Firstly, names such as Evangeline or Emmeline are getting popular - being used more - certainly around the name forums. I do not foresee Eglantine ever becoming popular and that adds to its charm. However, neither Evangeline or Emmeline have broken the top 1000 in USA for 40 years. Emmeline in particular, has never even got into the top 1000 and Evangeline's peak was way back in 1901 at #398. But nowadays more and more people are searching for unusually traditional names - Sarah, Alice, Rebecca are all being seen as lovely but too popular. Thus the rise of the '-ine' names - Josephine (2005 #229), Madeline (#69), Angelina (#43) and Katherine (which has been wallowing around #35 since 1978 with dips into the 20s in early 90s.).

Angeline, which was popular at the turn of the century, is back in the charts at #925 after an eighteen year hiatus. This could either be due to film star Angelina Jolie or because of its '-ine' ending.

Back onto Eglantine.
First thoughts:
The spelling - this is quite an ugly name really. The 'lantine' part is pleasing to the eye, but the 'g' is off-putting especially put next to the E.
Egg-lan-teen, Eg-lan-tin or Egg-lan-tine (to rhyme with twine)? My research seems to suggest teen or tine.

Meaning - possibly the most important part of a name - if you like sound and spelling then the meaning can break or make a name:
It is a flower name - sweet brier - from Old French aiglent which is from the Latin acus meaning 'needle' as the plant has a prickly stem.

So, does Eglantine have a long and illustrious history?
Depends which way you look at it.
It was used by Geoffrey Chaucer in 'The Prioress's Tale' and by JRR Tolkien as the mother of the Hobbit Pippin.

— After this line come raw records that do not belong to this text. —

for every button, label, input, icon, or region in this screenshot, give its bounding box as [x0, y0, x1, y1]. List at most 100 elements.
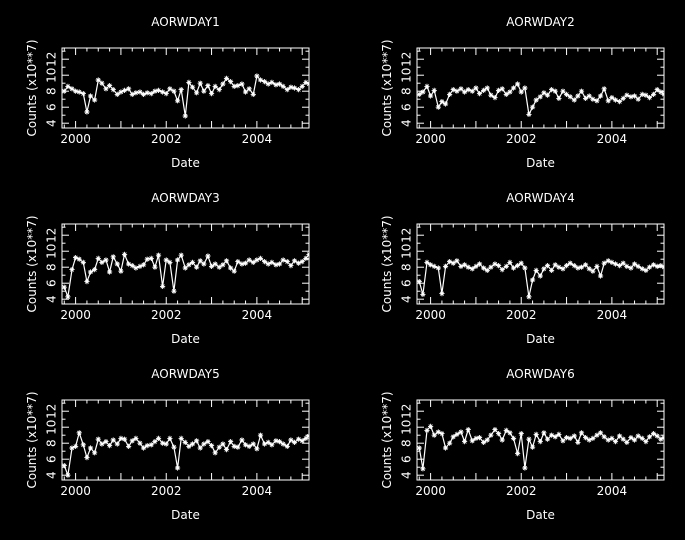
panel-5-data-point: [284, 443, 290, 449]
panel-1-data-point: [250, 91, 256, 97]
panel-6-data-point: [461, 439, 468, 445]
panel-5-data-point: [129, 438, 135, 444]
panel-4-data-point: [492, 261, 498, 267]
panel-2-data-point: [492, 95, 498, 101]
panel-6-data-point: [612, 439, 619, 445]
panel-3-data-point: [231, 268, 237, 274]
panel-6-data-point: [507, 430, 513, 436]
panel-6-data-point: [465, 427, 471, 433]
panel-5-data-point: [212, 450, 218, 456]
panel-4-data-point: [469, 266, 475, 272]
panel-1-data-point: [148, 91, 154, 97]
panel-3-data-point: [110, 254, 116, 260]
panel-2-data-point: [442, 101, 449, 107]
panel-3-data-point: [269, 259, 275, 265]
panel-4-data-point: [488, 264, 494, 270]
panel-4-data-point: [578, 264, 585, 270]
panel-1-data-point: [303, 79, 309, 85]
panel-3-series-line: [63, 252, 309, 300]
panel-2-xtick-label: 2000: [415, 132, 446, 146]
panel-4-data-point: [658, 263, 664, 269]
panel-3-data-point: [118, 268, 124, 274]
panel-5-xtick-label: 2004: [242, 484, 273, 498]
panel-6-data-point: [544, 436, 551, 442]
panel-1-data-point: [273, 82, 279, 88]
panel-6-data-point: [417, 445, 422, 451]
panel-2-xtick-label: 2004: [597, 132, 628, 146]
panel-2-data-point: [431, 87, 437, 93]
panel-2-data-point: [578, 88, 585, 94]
panel-6-data-point: [541, 430, 547, 436]
panel-5-data-point: [197, 445, 203, 451]
panel-3-data-point: [194, 264, 200, 270]
panel-5-xtick-label: 2002: [151, 484, 182, 498]
panel-1-data-point: [110, 87, 116, 93]
panel-4-data-point: [654, 263, 660, 269]
panel-3-data-point: [87, 269, 94, 275]
panel-4-data-point: [424, 259, 430, 265]
panel-5-data-point: [223, 447, 230, 453]
panel-5-data-point: [137, 440, 143, 446]
panel-4-data-point: [481, 265, 487, 271]
panel-2-data-point: [537, 94, 543, 100]
panel-2-data-point: [597, 93, 604, 99]
panel-1-data-point: [220, 81, 226, 87]
panel-5-data-point: [216, 444, 222, 450]
panel-6-data-point: [499, 437, 505, 443]
panel-6-data-point: [450, 434, 456, 440]
panel-1-data-point: [167, 86, 173, 92]
panel-2-data-point: [650, 91, 657, 97]
panel-1-data-point: [208, 91, 215, 97]
panel-3-data-point: [69, 267, 75, 273]
panel-2-data-point: [507, 89, 513, 95]
panel-2-frame: [416, 47, 665, 129]
panel-4-data-point: [454, 258, 460, 264]
panel-2-data-point: [526, 111, 532, 117]
panel-1-data-point: [276, 81, 283, 87]
panel-5-data-point: [254, 446, 260, 452]
panel-6-data-point: [420, 466, 426, 472]
panel-4-data-point: [628, 265, 634, 271]
panel-5-ytick-label: 8: [45, 439, 59, 447]
panel-1-ytick-label: 12: [45, 52, 59, 67]
panel-1-data-point: [189, 84, 196, 90]
panel-2-data-point: [620, 95, 626, 101]
panel-6-data-point: [643, 439, 649, 445]
panel-5-data-point: [273, 438, 279, 444]
panel-1-title: AORWDAY1: [151, 15, 219, 29]
panel-4-data-point: [563, 263, 570, 269]
panel-2-series-line: [418, 82, 664, 117]
panel-5-data-point: [171, 444, 177, 450]
panel-4-data-point: [417, 279, 422, 285]
panel-4-data-point: [465, 264, 471, 270]
panel-2-data-point: [624, 92, 630, 98]
panel-2-data-point: [427, 93, 434, 99]
panel-5-data-point: [182, 439, 188, 445]
panel-3-data-point: [220, 262, 226, 268]
panel-6-data-point: [631, 437, 638, 443]
panel-3-data-point: [95, 255, 101, 261]
panel-3-data-point: [99, 259, 105, 265]
panel-4-data-point: [560, 266, 566, 272]
panel-1-data-point: [239, 81, 245, 87]
panel-3-data-point: [223, 258, 230, 264]
panel-1-data-point: [72, 88, 79, 94]
panel-6-data-point: [488, 432, 494, 438]
panel-3-frame: [61, 223, 310, 305]
panel-6-xtick-label: 2004: [597, 484, 628, 498]
panel-6-title: AORWDAY6: [506, 367, 574, 381]
panel-2-data-point: [571, 97, 577, 103]
panel-4-xtick-label: 2004: [597, 308, 628, 322]
panel-3-data-point: [80, 259, 86, 265]
panel-5-frame: [61, 399, 310, 481]
panel-4-xtick-label: 2000: [415, 308, 446, 322]
panel-2-data-point: [450, 87, 456, 93]
panel-5-data-point: [246, 443, 252, 449]
panel-2-data-point: [488, 92, 494, 98]
panel-5-data-point: [65, 472, 71, 478]
panel-6-data-point: [571, 433, 577, 439]
panel-3-data-point: [160, 283, 166, 289]
panel-4-data-point: [549, 267, 555, 273]
panel-2-data-point: [549, 87, 555, 93]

A Wikipedia search comes up with it as the 'the estate of the Irish Mill Baron, Edward Thomas Green'.

My own thoughts on Eglantine are that it is a sing-song name, but should only be used as an alternative to Emmeline and Evangeline if they become popular. I like that it is unusual but dislike the spelling. Recently I have used it as a minor (who may become major) character in my current novel.